Two visiting interns from ENSTIB in France, Marie Klop and Laura Bernard, worked with engineer Kelly Cobeen to build, instrument and test wood framed cripple wall. The cripple wall was partially retrofitted with plywood on one half of the specimen and left without reinforcing on the other half. Kelly Cobeen hopes that this research will provide some experimental support to the code provisions for retrofitting timber cripple walls for low-rise wood construction, especially single family homes.

StudentsJustine Woo traveled to her internship at UC Berkeley from her home campus Saint Martin's University in Washington. While at Berkeley she worked closely with graduate students Tracy Becker and Charlotte Wong to complete analyses related to the NEEStips Project, Tools for widespread Implementation of Protective Systems. She used new software tools, like PACT and other methods, to better quantify nonstructural and structural earthquake performance of different fixed base and isolated buildings in terms of downtime, damage and repair costs.

Ray Hooft worked closely with UC Berkeley graduate student Jiun Wei Lai to conduct a comparison study of several different configurations of buckling restrained braced frames in a theoretical building.

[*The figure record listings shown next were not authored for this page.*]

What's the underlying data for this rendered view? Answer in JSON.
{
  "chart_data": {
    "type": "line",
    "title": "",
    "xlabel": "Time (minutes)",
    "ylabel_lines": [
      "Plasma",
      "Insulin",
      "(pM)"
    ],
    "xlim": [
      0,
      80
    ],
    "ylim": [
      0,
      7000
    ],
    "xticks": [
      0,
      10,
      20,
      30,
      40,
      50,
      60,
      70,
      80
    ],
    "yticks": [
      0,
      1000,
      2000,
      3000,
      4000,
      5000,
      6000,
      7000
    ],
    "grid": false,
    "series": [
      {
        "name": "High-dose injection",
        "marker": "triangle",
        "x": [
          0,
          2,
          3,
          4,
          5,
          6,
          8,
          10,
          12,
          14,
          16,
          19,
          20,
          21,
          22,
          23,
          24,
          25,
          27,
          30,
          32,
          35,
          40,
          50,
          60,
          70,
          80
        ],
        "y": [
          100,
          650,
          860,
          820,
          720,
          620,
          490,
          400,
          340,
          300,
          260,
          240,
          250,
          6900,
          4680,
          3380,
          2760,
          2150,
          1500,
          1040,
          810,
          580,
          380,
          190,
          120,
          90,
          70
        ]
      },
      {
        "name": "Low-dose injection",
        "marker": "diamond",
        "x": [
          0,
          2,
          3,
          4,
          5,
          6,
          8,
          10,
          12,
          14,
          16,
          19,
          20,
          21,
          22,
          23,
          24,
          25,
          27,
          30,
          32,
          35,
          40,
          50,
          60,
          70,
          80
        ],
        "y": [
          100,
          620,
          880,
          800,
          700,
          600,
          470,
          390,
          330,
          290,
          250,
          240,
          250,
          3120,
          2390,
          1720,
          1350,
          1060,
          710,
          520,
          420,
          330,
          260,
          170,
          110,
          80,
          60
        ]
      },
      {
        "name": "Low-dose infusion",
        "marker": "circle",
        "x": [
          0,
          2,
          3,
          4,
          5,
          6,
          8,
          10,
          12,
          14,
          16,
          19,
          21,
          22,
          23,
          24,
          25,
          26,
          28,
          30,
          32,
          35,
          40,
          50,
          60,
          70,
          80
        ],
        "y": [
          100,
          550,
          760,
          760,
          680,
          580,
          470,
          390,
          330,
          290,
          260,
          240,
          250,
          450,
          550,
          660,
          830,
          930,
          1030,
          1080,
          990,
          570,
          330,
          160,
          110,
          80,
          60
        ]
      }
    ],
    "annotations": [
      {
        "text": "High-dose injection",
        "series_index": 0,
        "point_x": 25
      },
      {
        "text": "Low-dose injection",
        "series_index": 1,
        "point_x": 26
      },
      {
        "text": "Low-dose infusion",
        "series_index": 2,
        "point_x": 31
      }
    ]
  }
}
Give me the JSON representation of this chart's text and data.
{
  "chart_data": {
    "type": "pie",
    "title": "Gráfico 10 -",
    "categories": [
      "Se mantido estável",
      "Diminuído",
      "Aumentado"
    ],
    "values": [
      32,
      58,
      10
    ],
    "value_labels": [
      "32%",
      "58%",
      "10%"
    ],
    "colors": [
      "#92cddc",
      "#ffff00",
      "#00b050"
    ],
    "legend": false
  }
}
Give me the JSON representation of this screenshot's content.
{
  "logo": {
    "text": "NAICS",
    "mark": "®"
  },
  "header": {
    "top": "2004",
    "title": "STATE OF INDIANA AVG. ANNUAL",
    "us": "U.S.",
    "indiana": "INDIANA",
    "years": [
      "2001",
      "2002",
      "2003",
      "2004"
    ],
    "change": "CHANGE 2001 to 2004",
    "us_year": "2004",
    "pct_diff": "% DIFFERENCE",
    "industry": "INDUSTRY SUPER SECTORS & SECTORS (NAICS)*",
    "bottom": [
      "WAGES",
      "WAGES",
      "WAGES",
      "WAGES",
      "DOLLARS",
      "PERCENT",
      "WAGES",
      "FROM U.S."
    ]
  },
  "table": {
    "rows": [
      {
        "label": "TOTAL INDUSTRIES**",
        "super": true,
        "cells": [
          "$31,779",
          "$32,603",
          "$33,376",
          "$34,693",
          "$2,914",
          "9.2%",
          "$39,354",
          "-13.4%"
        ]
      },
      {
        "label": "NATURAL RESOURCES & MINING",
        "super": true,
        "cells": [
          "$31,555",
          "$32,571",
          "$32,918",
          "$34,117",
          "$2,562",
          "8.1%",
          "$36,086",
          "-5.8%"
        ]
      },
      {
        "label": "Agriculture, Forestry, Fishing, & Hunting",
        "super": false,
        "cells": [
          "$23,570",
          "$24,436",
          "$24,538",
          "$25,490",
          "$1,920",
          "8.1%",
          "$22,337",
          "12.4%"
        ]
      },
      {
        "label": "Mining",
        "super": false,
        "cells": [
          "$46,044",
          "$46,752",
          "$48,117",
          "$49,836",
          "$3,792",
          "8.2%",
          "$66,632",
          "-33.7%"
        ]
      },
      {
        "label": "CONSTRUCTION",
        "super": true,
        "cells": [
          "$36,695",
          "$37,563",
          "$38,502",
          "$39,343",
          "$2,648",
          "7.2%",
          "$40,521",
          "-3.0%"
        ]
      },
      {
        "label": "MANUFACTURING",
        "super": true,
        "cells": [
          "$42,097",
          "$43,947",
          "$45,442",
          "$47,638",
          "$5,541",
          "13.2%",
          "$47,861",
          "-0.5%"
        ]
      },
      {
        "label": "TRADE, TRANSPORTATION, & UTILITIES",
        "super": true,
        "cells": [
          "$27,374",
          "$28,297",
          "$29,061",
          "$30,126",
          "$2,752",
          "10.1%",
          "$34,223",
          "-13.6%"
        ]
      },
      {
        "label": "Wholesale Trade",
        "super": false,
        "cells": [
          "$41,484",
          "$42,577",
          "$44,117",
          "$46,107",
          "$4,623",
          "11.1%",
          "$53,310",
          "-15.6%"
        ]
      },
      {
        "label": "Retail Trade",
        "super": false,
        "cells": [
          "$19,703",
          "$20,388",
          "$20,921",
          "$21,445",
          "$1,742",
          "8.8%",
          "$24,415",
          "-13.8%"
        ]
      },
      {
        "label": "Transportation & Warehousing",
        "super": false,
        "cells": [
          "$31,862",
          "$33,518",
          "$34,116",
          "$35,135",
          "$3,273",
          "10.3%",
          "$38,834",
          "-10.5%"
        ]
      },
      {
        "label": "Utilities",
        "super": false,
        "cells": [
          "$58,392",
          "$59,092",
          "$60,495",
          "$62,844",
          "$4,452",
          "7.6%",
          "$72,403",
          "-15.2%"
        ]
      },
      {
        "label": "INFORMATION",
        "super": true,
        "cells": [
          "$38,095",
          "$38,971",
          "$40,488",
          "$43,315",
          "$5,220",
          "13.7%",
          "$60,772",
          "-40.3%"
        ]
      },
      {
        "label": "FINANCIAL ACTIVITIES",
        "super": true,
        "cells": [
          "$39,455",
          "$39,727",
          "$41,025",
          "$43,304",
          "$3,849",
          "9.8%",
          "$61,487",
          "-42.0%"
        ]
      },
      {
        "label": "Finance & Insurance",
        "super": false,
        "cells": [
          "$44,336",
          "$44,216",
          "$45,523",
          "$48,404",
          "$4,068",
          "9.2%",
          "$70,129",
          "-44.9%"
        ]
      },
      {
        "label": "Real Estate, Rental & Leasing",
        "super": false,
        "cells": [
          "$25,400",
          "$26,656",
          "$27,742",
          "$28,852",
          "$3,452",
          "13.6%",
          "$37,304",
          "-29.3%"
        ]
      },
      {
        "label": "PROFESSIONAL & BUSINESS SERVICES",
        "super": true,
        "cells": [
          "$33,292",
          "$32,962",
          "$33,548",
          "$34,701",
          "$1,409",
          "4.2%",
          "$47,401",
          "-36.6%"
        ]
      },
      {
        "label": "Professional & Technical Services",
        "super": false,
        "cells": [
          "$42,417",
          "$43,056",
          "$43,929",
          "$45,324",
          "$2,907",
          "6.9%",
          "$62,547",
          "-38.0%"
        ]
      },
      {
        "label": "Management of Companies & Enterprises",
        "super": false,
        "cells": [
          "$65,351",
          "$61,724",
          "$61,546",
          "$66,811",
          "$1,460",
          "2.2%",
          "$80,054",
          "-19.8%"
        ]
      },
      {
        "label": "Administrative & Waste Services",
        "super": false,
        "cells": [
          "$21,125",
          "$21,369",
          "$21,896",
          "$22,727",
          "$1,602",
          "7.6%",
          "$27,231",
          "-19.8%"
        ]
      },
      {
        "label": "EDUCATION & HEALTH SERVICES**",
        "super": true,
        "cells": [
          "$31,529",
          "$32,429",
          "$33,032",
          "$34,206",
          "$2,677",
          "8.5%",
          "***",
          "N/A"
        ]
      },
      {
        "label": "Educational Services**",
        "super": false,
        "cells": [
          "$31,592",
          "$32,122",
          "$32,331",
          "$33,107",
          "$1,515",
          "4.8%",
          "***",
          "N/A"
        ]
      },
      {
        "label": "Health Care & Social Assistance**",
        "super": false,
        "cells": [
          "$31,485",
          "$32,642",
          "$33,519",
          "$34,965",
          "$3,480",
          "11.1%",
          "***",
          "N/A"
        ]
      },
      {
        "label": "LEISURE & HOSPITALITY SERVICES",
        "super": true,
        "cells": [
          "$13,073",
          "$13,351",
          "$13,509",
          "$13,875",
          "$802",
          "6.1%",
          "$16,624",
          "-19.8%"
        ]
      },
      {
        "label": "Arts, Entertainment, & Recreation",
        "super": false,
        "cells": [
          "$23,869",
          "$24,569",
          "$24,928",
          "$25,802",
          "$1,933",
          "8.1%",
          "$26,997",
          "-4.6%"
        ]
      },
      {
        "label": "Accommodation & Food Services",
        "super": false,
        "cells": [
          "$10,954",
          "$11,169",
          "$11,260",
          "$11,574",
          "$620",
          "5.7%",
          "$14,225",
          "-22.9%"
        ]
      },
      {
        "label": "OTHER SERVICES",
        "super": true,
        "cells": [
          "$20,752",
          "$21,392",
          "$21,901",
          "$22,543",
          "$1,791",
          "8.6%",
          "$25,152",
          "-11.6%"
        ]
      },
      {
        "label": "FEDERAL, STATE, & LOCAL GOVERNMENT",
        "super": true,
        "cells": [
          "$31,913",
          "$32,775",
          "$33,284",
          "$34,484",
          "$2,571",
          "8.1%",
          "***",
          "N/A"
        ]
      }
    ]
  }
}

Mr. Hooft used SAP 2000 for the first time to complete a linear elastic computer analysis then worked with Mr. Lai to study the results and develop conclusions about which brace configurations were the most advantageous. His work will be used to enhance the design configuration of experimental testing for the International Hybrid Simulation of Tomorrows Concentrically Braced Steel Frames Project underway at UC Berkeley. Ray Hooft is a student at the University of Nevada, Reno.

Despite the amount of work involved in their research projects during the summer, the interns still had time to participate in a few other learning activities. These activities included:

  • – Orientation program including a campus tour, safety training and introduction to PEER,
  • – Introductory OpenSees Workshop run by Frank McKenna the OpenSees developer,
  • – Hybrid Simulation Workshop organized by graduate student Hong Kim, and
  • – Field Trip to the Center for Geotechnical Modeling (CGM) and the nees@davis lab at UC Davis, including a chance to examine the specimen being tested by graduate student Ben Mason and to see the centrifuge spinning!

StudentsTo ensure that the students learned from all the student projects, not just their own research, weekly meetings were held for the interns and their mentors. Each week various interns were required to present their research progress and discuss the challenges they’d been dealing with. These meetings and the subsequent barbeque lunches, helped to inform the students of the various projects and research approaches, develop their communication skills, and enhance the camaraderie amongst the interns.

Finally at the conclusion of the 10-week summer program the students had the opportunity to show off their research results in final oral presentation and in a concluding poster session for a large group of graduate students and researchers based at UC Berkeley.

StudentsBased on some preliminary data and quotes gathered from the post-internship evaluation, the program had a large impact on the participating students. One intern wrote, “The experience made me realize that I certainly want to go to graduate school” and “Earthquake engineering was a slight interest before but now is a huge interest.” Another intern commented, “I loved this summer experience in Berkeley because of the people I worked with. Speaking to my grad student helped me better understand the life of a phd candidate. Now, I have a feel for what is to be expected when I apply. My faculty mentor was very kind and supportive, so I felt comfortable in the lab and could see myself doing that.”

PEER thanks all the interns for their hard work during the summer and all the mentors for the dedication to their student interns!